There are a number of illustrations in the act that show what it means by causing death, supported by a number of classic cases. The key take away is that the injury must be operating and is the major factor in causing the death of the victim. Otherwise, there is no actus reus for homicide, culpable or otherwise.

actus non facit reum nisi mens sit rea

The next element is that of mens rea or the criminal intent. This is the most critical element and there are varying levels of intent ranging from straightforward assassination to acts of pure stupidity (my own words). The key difference between culpable homicide (S.299) and murder (S.300) is generally the magnitude of the criminal intent.

However, there are also varying levels of intent that have a direct consequence on the maximum sentence meted out. For murder, there are:

  • intent to cause death – straightforward assassination.
  • intent to cause bodily harm, with special knowledge that it would result in the death of V.
  • intent to cause bodily harm, with the natural consequence of the act being death.
  • knowingly putting V in imminent danger, that can cause death, without any reasonable excuse.

For culpable homicide, they are similar to murder, except in the necessary level or magnitude of the intent:

  • intent to cause death – usually of a less violent nature.
  • intent to cause bodily harm, which is likely to cause death.
  • knowingly committing the act, that may normally cause death.

There are a number of tests that can be applied for some of the subjective elements.
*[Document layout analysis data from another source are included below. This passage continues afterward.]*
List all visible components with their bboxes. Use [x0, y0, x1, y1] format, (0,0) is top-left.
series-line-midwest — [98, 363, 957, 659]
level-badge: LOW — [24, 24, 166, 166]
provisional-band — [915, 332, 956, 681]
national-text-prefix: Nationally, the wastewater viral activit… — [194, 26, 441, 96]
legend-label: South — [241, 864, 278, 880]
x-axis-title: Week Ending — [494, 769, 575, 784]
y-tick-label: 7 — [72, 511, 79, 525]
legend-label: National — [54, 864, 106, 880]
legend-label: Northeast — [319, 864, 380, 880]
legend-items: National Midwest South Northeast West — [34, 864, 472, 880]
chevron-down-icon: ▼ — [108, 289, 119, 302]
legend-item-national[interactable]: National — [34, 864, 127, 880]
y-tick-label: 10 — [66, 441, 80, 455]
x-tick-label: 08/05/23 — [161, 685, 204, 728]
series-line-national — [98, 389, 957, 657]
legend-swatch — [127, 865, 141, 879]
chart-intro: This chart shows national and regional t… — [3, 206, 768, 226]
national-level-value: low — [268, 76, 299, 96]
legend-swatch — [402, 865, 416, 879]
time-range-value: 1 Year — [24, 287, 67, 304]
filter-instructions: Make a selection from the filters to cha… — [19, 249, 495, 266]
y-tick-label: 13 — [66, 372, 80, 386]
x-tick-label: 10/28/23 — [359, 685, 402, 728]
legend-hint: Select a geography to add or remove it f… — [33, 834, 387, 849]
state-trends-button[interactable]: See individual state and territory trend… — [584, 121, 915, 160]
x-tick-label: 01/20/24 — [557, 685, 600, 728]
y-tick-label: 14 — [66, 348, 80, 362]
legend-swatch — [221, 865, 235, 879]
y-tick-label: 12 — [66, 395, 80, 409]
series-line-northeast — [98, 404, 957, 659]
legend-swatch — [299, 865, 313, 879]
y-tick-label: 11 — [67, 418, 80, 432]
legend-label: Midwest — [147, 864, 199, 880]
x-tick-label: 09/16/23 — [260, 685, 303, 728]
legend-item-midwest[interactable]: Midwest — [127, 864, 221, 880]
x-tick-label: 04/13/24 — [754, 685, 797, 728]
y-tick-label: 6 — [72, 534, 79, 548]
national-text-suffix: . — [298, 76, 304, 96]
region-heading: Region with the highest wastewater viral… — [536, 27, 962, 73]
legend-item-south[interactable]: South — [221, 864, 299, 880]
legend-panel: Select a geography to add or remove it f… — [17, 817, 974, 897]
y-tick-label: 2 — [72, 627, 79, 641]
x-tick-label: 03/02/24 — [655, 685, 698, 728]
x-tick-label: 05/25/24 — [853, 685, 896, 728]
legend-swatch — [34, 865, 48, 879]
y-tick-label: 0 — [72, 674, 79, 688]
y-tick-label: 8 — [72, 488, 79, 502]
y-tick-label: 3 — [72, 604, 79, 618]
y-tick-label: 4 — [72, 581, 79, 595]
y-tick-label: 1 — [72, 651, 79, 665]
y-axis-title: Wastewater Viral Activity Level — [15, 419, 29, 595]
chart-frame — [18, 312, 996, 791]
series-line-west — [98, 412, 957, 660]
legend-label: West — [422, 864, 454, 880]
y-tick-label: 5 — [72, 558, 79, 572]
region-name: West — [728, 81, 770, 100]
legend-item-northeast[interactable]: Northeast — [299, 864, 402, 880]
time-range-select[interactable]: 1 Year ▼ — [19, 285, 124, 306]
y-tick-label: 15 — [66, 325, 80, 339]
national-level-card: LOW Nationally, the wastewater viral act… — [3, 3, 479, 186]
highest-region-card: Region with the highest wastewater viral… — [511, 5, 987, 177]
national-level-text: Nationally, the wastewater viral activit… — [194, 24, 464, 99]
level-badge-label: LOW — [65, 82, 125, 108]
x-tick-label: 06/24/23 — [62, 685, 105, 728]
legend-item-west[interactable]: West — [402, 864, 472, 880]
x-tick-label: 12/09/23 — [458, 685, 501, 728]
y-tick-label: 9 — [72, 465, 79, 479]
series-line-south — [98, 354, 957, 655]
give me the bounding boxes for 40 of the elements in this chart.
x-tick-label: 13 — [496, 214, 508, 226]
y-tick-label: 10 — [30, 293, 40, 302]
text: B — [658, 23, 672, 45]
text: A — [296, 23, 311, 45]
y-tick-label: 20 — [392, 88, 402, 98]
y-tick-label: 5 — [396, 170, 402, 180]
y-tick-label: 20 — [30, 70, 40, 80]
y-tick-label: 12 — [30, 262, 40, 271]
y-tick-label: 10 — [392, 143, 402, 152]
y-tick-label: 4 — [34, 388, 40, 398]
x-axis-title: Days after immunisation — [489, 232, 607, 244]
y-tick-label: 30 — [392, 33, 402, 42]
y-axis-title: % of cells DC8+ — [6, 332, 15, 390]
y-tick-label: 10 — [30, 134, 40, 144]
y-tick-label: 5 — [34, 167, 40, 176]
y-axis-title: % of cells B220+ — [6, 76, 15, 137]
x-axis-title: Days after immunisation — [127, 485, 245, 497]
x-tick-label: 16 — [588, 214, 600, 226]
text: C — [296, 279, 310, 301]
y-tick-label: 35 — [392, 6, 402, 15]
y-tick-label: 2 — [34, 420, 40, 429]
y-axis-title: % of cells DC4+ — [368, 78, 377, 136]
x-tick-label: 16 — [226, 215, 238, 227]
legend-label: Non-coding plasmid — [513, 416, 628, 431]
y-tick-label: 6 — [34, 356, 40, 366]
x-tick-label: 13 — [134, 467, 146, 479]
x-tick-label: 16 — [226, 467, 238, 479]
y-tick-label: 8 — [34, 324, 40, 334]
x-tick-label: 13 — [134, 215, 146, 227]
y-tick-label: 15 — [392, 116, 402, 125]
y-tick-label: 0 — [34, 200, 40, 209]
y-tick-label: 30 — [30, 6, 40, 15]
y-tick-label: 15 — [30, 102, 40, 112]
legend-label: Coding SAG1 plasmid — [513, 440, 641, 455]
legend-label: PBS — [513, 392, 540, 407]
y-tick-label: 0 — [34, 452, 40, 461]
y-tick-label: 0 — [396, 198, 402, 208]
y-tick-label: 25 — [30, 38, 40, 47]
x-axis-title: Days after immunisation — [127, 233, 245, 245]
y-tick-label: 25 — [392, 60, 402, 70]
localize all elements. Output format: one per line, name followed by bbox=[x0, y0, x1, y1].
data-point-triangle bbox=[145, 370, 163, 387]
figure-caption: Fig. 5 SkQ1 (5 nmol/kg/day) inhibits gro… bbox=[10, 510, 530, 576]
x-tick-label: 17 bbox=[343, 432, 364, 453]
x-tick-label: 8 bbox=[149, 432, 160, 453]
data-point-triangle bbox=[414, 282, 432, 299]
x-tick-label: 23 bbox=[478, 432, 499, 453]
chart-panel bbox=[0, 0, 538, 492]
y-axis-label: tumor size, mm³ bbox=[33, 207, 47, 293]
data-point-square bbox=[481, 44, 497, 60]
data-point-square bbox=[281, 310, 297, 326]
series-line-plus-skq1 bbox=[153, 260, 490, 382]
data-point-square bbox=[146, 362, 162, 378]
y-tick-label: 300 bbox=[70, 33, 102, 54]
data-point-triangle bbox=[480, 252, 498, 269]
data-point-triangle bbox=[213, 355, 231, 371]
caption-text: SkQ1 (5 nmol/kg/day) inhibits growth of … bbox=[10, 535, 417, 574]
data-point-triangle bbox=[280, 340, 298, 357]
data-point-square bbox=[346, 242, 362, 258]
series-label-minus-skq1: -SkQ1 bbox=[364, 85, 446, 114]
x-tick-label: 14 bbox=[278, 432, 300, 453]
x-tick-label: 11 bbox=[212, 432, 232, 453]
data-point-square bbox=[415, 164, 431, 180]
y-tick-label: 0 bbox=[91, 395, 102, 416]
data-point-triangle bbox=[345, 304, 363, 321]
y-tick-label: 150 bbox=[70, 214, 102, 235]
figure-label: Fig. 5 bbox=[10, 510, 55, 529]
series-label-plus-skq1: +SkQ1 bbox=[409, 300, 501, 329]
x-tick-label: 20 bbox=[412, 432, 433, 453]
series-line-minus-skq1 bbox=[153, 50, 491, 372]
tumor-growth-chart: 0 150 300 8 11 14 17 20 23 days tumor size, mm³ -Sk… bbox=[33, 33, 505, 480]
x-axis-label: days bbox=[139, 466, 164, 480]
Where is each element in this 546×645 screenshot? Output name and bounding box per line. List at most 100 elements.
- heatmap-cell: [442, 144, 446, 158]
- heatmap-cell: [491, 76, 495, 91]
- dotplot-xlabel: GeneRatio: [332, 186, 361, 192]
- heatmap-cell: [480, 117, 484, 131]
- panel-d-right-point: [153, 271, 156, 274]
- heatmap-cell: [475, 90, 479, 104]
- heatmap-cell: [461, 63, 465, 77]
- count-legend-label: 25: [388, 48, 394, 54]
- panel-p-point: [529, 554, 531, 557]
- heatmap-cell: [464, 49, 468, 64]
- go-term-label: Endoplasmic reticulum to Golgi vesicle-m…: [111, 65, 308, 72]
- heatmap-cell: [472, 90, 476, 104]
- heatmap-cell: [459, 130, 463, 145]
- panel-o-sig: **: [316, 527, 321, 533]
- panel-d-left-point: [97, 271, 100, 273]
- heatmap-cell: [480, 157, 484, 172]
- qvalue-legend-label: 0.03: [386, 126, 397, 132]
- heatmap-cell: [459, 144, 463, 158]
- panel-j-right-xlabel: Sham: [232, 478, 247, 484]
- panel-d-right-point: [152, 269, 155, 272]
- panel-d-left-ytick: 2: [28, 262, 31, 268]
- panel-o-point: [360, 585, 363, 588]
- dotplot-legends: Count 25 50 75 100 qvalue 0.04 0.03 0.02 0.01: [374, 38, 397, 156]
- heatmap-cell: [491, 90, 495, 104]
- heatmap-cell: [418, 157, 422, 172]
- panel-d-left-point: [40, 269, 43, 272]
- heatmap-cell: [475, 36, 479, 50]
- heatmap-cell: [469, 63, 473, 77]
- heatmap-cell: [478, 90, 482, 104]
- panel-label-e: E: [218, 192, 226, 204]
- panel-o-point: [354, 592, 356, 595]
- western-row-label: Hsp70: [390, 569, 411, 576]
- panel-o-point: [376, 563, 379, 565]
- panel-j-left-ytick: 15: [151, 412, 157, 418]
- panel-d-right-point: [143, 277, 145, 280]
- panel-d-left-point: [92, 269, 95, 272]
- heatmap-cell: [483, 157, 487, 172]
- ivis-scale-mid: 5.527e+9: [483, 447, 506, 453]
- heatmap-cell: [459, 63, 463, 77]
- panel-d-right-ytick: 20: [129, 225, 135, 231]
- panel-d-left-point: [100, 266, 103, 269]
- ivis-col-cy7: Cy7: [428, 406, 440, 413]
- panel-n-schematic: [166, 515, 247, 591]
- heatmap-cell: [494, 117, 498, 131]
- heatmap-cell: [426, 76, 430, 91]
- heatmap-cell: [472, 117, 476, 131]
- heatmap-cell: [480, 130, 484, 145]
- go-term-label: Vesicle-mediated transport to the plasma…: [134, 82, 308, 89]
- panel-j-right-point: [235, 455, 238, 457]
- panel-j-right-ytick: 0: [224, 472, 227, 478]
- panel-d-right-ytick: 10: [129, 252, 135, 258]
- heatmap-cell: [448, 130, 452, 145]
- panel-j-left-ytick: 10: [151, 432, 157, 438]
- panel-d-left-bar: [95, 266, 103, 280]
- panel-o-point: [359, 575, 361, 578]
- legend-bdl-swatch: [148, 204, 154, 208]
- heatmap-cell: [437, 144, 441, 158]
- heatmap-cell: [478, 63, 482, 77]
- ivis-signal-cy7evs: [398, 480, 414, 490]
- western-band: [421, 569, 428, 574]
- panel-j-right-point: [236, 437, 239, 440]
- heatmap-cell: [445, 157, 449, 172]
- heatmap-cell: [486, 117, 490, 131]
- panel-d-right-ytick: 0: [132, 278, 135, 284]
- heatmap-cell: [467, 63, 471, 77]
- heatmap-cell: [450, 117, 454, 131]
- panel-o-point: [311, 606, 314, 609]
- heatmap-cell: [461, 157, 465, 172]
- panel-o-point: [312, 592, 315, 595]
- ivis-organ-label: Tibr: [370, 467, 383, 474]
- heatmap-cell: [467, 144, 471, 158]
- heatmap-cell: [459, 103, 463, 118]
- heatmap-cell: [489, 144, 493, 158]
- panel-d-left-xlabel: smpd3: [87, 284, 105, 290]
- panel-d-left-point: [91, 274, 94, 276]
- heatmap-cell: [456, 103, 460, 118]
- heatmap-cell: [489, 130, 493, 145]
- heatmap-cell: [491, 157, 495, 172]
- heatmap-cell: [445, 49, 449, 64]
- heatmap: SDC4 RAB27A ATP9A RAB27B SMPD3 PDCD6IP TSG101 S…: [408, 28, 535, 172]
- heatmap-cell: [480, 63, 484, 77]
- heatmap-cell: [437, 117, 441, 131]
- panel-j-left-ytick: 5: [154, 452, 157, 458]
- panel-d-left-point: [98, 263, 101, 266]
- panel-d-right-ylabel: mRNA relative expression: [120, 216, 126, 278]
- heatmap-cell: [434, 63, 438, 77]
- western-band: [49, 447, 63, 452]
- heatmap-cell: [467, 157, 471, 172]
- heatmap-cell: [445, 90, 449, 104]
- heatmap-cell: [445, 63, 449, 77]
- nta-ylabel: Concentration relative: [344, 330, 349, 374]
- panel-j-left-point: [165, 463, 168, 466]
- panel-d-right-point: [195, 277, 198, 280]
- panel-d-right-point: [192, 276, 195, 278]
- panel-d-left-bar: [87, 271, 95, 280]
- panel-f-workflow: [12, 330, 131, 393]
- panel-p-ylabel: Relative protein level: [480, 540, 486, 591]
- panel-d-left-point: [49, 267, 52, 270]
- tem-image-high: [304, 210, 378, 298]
There are also a number of cases that serve as illustrations on the various elements.

The key take away is that the criminal intent must be proven and cannot be presumed merely from the act or its result. This usually involves the use of a lot of circumstantial evidence or evidence surrounding the murder. Motive, while not proving intent on its own, will affect the state of mind element if absent.

Anyway, that’s my recollection of the key things covered in class today.

PS. I forgot to mention the Objectives of punishments meted out. There are about half a dozen of them. Maybe I’ll talk about those in another blog entry, once I read a bit more about them.